Dünyaya örnek bir sağlık sistemine sahibiz!

Sağlık sisteminin nasıl olmaması gerektiğinin tüm örneklerini içinde barındıran bir sağlık sistemimiz var.

Sistem adına iyi birşeyler söyleyelim diyoruz ama olmuyor, olamıyor.

Rantın göz göre göre hak ve normal olduğu bir sistemden de başka bir şey beklenmez.

Sonuçta ne oluyor?

Sağlık hizmeti almak kumara dönüyor ülkemizde.

Öyle bir kumar ki üstelik, güvenli sağlık hizmeti alabilmek için paranızı dökseniz de alamıyorsunuz.

Bu kumarlaradan biri de, devlette kadrolu doktordan özelde de sağlık hizmeti alma kumarı.

Özellikle cerrahi branşlarda ya da ciddi kronik rahatsızlığı olanlar buna maruz kalıyor.

Devlet hastanelerinin altyapılarının ve potansiyellerinin çok daha aşağısında bir kalitede sağlık hizmeti verildiği malum.

Hal böyle olunca da, hasta kendince bir yola başvuruyor.

Belki biraz daha güleryüzlü ve ilgili sağlık hizmeti alabilmek için, olası yüksek sağlık faturalarına kurban gitmemek için, devletle de bağını koparmak istemiyor.

Ya devlette kadrolu olan doktorun kendisini özelde takip etmesini talep ediyor, ya da devlette kadrolu doktorun kendisini devlette de takip edebilecekken, özelde takip etmesine ses çıkaramıyor.

Özelde doktor ve hasta adına takip süreci iyi gittiği sürece, yani doktor özeldeki aslan payını cebine indirirken; hasta da özelde güleryüzlü karşılanıp hizmetini alırken ve tetkikler için devlette sıra beklemek zorunda kalmazken hiçbir sorun yaşanmıyor.

Bu kumarda iki taraf da kazanıyor.

Ama gelin görün ki her zaman böyle olmuyor.

Hastanın hastalığı ile ilgili şartları acil bir hale gelip de doktorunu ‘’acil kodu’’ ile aradığında, kendisini özel hastanede ya da kliniğinde takip eden kamu doktoru, hastanın devlet hastanesi acil servisine gitmesini salık veriyor.

Hasta için sağlık kumarı işte tam da bu aşamada başlıyor.

Acile giden hasta, kendisini takip eden doktorunu değil, nöbetçi doktorla karşılaşıyor.

Parasını verip de takiplerini yapan kamudaki doktoru elini bile sürmüyor/süremiyor.

Konu ameliyat ya da doğumla ilgili bir durum olsa da değişen hiçbir şey yok üstelik!

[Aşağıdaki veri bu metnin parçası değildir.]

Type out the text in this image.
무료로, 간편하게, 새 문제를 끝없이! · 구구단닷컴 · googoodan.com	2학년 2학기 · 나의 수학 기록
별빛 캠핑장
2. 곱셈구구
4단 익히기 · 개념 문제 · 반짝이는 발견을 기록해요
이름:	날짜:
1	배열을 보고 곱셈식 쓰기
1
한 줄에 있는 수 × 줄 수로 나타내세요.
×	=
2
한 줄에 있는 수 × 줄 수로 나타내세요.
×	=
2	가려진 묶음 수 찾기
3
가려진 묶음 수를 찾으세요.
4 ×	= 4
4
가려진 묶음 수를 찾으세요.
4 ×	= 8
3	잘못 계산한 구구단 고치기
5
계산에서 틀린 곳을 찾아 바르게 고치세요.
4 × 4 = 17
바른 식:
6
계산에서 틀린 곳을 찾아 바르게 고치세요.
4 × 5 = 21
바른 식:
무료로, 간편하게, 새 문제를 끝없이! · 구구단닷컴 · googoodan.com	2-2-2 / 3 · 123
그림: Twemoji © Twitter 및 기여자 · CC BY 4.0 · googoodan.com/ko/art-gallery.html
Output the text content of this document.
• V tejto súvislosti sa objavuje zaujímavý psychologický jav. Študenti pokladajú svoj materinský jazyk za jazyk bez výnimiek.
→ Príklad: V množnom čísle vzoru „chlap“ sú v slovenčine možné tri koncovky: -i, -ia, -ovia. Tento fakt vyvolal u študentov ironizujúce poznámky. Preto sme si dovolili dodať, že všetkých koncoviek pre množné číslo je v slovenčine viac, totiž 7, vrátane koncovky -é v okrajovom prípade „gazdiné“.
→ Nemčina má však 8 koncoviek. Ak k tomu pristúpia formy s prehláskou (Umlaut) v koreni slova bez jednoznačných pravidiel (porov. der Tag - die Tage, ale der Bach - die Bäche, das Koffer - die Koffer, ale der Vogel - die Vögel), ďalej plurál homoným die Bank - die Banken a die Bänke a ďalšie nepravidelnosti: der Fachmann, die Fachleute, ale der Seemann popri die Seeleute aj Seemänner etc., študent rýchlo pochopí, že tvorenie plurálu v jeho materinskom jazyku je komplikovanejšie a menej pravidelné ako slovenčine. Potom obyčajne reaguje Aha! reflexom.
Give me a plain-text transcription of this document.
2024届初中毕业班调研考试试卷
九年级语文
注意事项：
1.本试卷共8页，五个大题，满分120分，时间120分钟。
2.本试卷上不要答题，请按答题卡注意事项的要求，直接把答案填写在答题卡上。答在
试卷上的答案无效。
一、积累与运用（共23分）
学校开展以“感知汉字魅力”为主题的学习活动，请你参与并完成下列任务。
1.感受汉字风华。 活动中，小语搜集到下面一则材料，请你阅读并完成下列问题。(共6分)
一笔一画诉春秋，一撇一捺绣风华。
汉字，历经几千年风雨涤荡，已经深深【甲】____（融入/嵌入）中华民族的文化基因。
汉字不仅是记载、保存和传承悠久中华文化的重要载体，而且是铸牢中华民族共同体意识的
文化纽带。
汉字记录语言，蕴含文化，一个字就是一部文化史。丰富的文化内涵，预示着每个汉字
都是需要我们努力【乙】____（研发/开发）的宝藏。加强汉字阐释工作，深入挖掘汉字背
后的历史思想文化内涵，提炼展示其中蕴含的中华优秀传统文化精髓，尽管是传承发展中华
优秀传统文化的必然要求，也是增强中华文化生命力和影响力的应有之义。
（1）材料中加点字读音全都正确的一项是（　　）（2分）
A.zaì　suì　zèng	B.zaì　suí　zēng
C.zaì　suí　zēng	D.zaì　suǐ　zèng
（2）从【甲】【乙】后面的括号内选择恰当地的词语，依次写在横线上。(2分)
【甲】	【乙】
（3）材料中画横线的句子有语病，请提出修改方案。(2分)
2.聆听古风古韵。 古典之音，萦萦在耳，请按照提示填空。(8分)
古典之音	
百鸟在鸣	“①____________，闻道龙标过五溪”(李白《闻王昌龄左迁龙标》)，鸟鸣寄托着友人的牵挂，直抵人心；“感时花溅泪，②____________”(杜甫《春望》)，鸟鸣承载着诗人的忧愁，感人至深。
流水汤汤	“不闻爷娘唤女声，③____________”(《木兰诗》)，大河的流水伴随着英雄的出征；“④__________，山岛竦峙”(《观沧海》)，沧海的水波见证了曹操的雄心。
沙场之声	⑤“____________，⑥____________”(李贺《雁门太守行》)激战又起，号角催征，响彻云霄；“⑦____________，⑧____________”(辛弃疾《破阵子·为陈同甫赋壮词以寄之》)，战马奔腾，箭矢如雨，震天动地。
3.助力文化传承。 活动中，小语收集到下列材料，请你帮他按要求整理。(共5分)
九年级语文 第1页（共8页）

Temayüller(!) gereği, özelde paralar döküp de hizmet alacağını zanneden hasta, kendisinden hiç haberdar olmayan, kendisini tanımayan başka bir doktorla devam etmek zorunda kalıyor.

Kendisini başka nedenlerle özelde takip eden doktorları varsa, onların da müdahalesine izin verilmiyor.

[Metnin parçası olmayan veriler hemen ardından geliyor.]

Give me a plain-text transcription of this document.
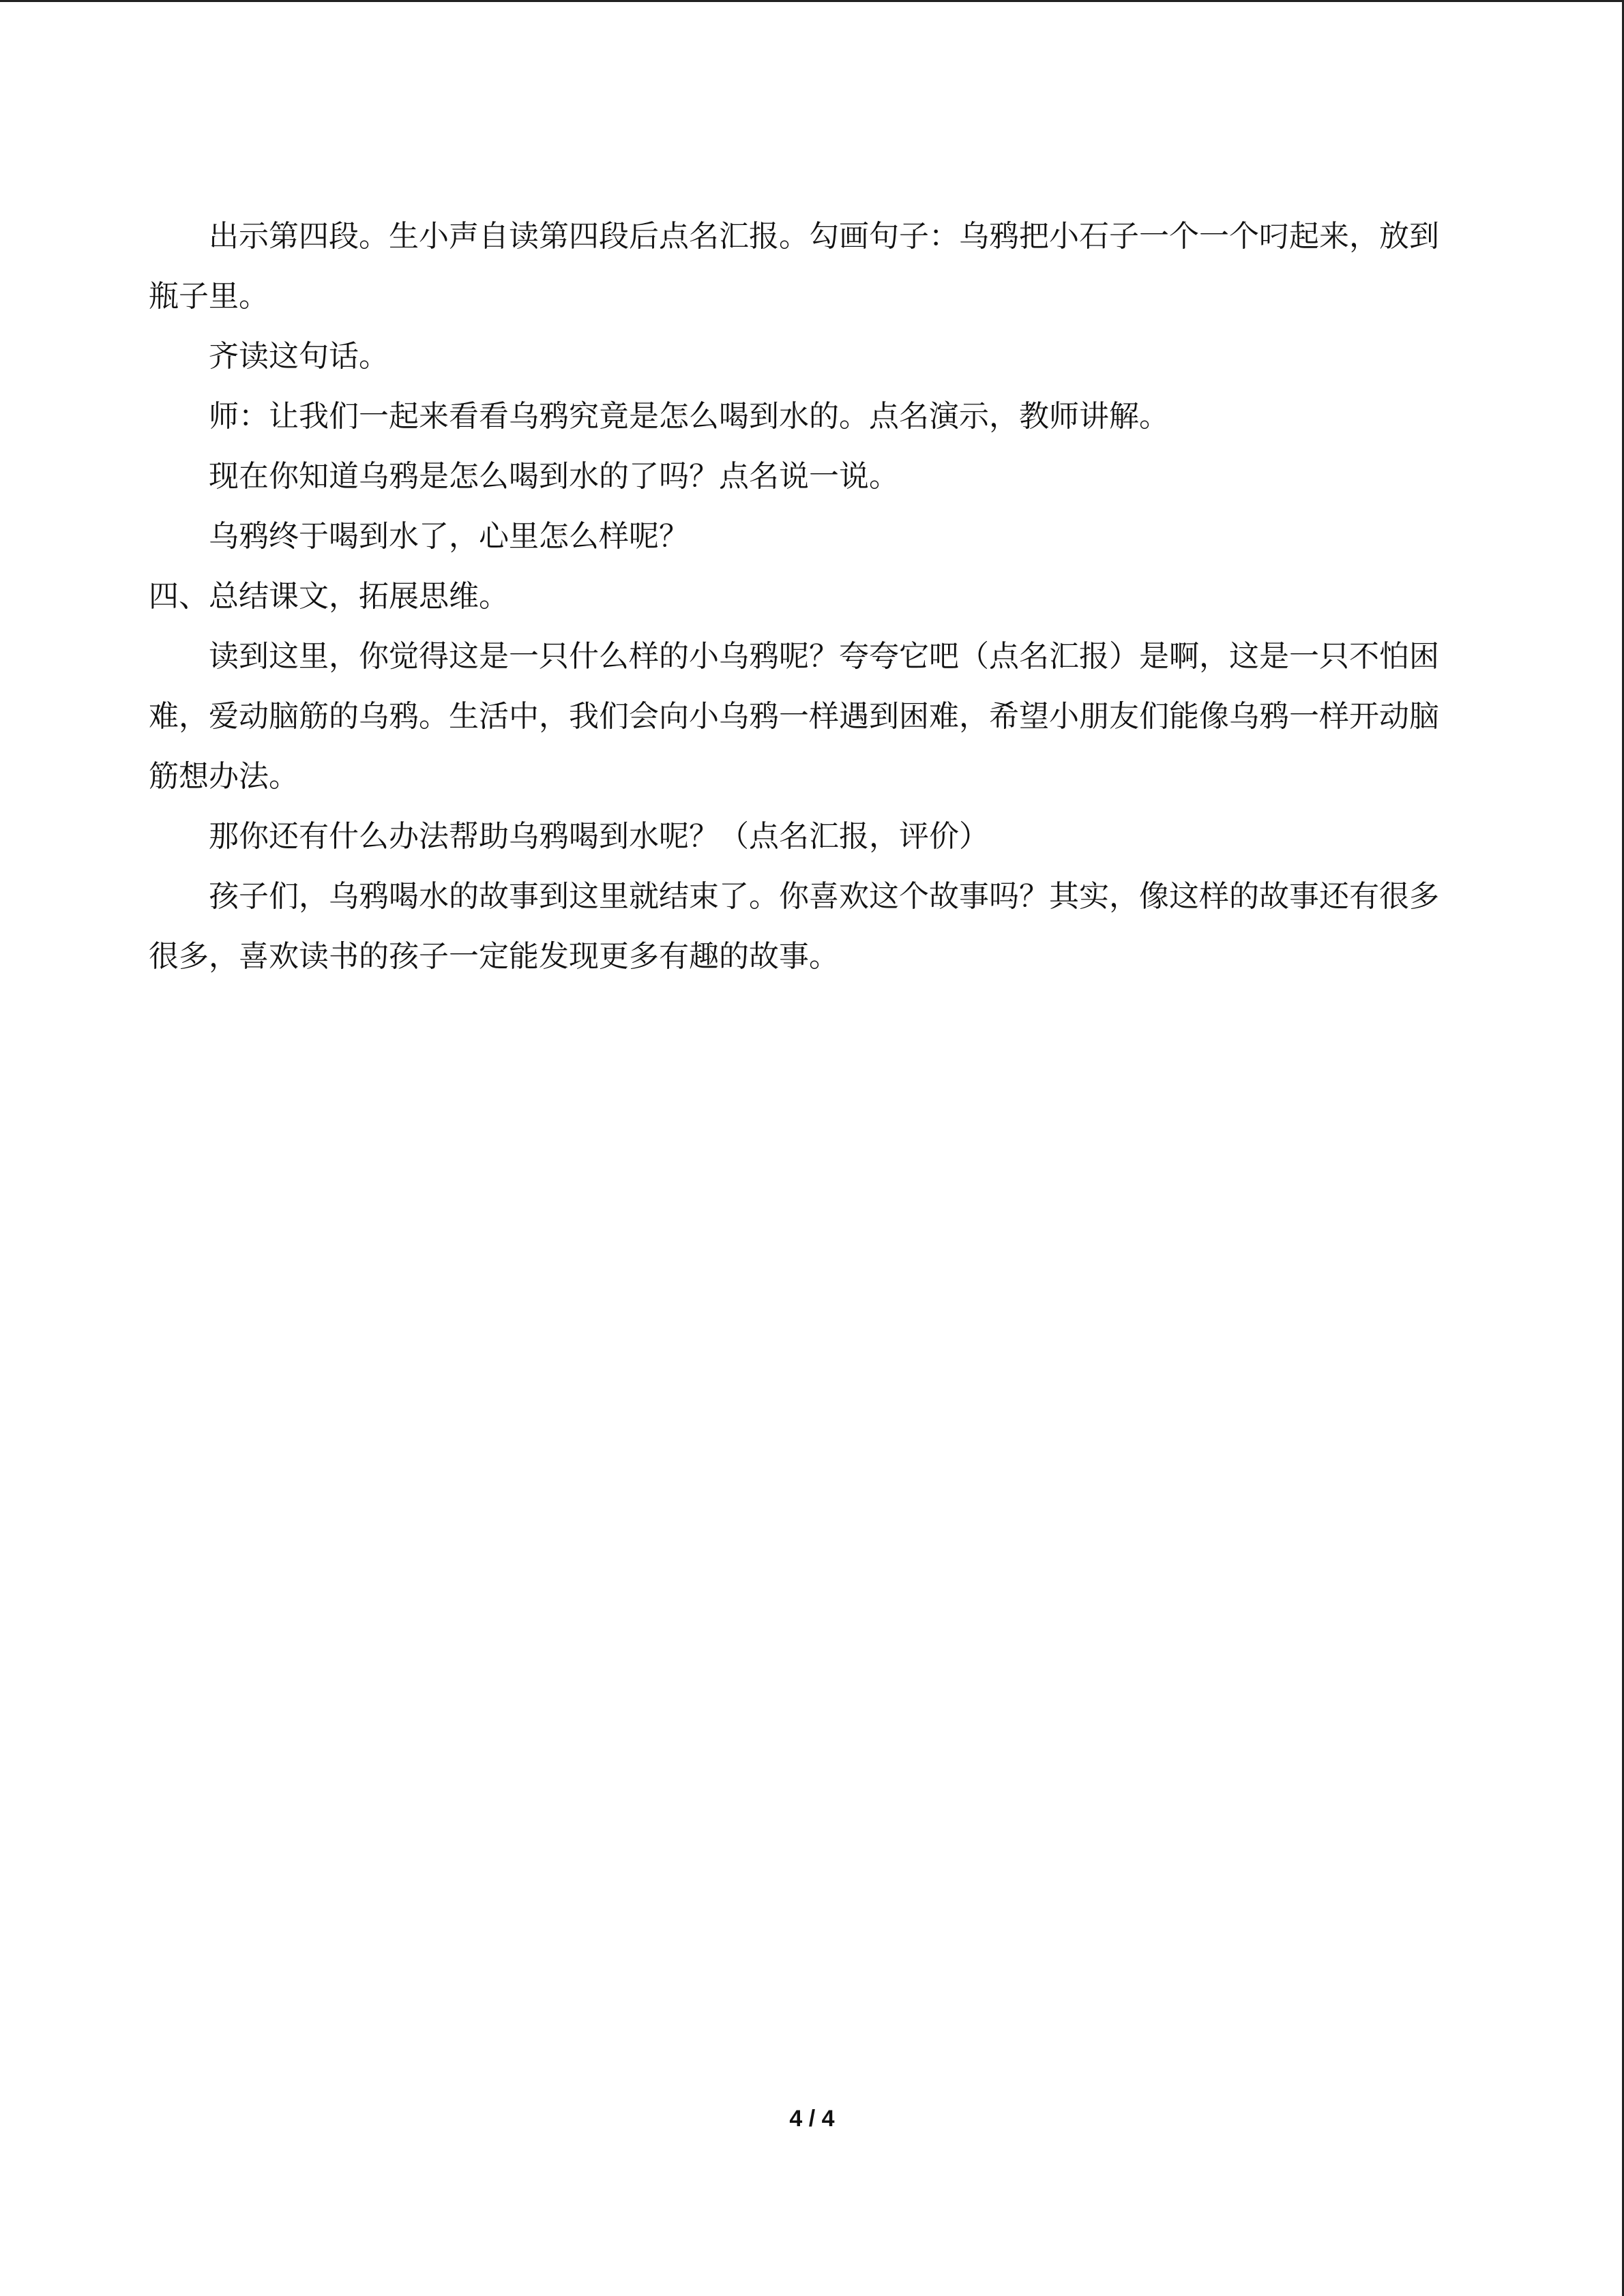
出示第四段。生小声自读第四段后点名汇报。勾画句子：乌鸦把小石子一个一个叼起来，放到瓶子里。

齐读这句话。

师：让我们一起来看看乌鸦究竟是怎么喝到水的。点名演示，教师讲解。

现在你知道乌鸦是怎么喝到水的了吗？点名说一说。

乌鸦终于喝到水了，心里怎么样呢？

四、总结课文，拓展思维。

读到这里，你觉得这是一只什么样的小乌鸦呢？夸夸它吧（点名汇报）是啊，这是一只不怕困难，爱动脑筋的乌鸦。生活中，我们会向小乌鸦一样遇到困难，希望小朋友们能像乌鸦一样开动脑筋想办法。

那你还有什么办法帮助乌鸦喝到水呢？（点名汇报，评价）

孩子们，乌鸦喝水的故事到这里就结束了。你喜欢这个故事吗？其实，像这样的故事还有很多很多，喜欢读书的孩子一定能发现更多有趣的故事。

4 / 4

Hasta, devlet aciline girdiği andan itibaren, hayal dünyasından çıkıp gerçeklerle yüzleşmiş oluyor!

Özelde daha kaliteli takip edilme umuduyla kamu doktoruna döktüğü paraların havaya uçuşuna mı yansın?

Yoksa, dönüp dolaşıp sistemin kendisini devlet hastanesindeki kurulu düzene ittiğine mi yansın?

Ülkemizde kamu tabanlı sağlık sisteminde hastaların kaliteli sağlık hizmeti alma süreci gerçek anlamda bir kumara dönüşmüştür.

Sağlık altyapısı ile ilgili ihaleler bir kenara, doktor-hasta arasındaki sağlık hizmetinin verilmesi ve alınması noktasında da başıboşluklar ve denetimsizlikler had safhaya çıkmıştır.

Hastalar denize düşen yılana sarılır misali her yolu, maddi ve manevi varlıklarını son demine kadar kullanarak denemeye çalışıyor.

Sağlıkta da kumar döngüsünün varlığı gerçeğiyle yüzleşip kahroluyor.

Bu kumarında kazananın hiçbir zaman hasta olamayacağını bir kez daha öğreniyor.